Chris Colting then realized his was on a steady incline. It was slight, but the increase in elevation was undeniable. They were going up. Only a hill, he thought, only a hill. It’s just how the route works. Want to get a fast short cut, gotta climb a little more. He pressed his foot on the accelerator. The dial climbed, reading a top speed of 65 m.p.h.
“Continue down the road approximately one mile.”
Chris Colting was in a cold sweat. His fingers were glued to the wheel, with his perspiration as the paste. The eyes stared widely out the windshield, no longer caring what obstacles were in the way. He glanced quickly at the clock. 4:59. Almost there… almost there…
The arrow on Atlas’ display suddenly shifted. “Turn right.”
Without thinking, Chris made a final turn and suddenly burst from the woods and was on grass and beneath an open, infinite universe that was the night sky. He riveted his eyes to the screen, awaiting the next instruction. The arrow turned upwards.
“Your destination is straight ahead.”
Chris looked up and screamed as his car, traveling in excess of 75 m.p.h. soared over the edge of the cliff.
Despite the randomness of the freak accident, fortunately no one at Dusty Natlack’s party was hurt. Though the car traveled about 100 feet from where it left the lip of the cliff in back of his house, it landed nose first, totaling the vehicle before bringing it to an immediate stop.
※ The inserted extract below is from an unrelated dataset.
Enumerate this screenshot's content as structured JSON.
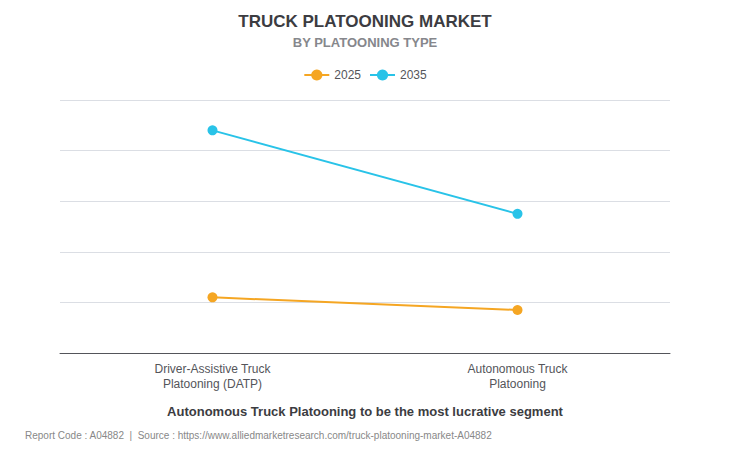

He and his friends hurried over to the wreck while his wife called an ambulance; someone – someone crazy – had to have been driving that thing. They had known about the old hiking trails that crisscrossed the woods in the hills beyond their house, but they hadn’t figure they were used as drag racing grounds.
The car was what used to be an electric blue Honda, then battered and smudged with a broken headlight and riddled with scratches. The driver, at first inspection was badly mangled by the crash and they did not recognize who he was. Of the various amounts of debris however, they found one survivor at least partially intact. Though the screen was slightly cracked, the GPS (as it clearly was) was in one piece. At least externally. Being a new brand, Dusty was unfamiliar with it and how it seemed to be devoid of any buttons or on-off switches. So he was forced to throw it out when he couldn’t get the message off the screen, the message that had been permanently flashing since he picked it up the night of the accident: “Destination reached.”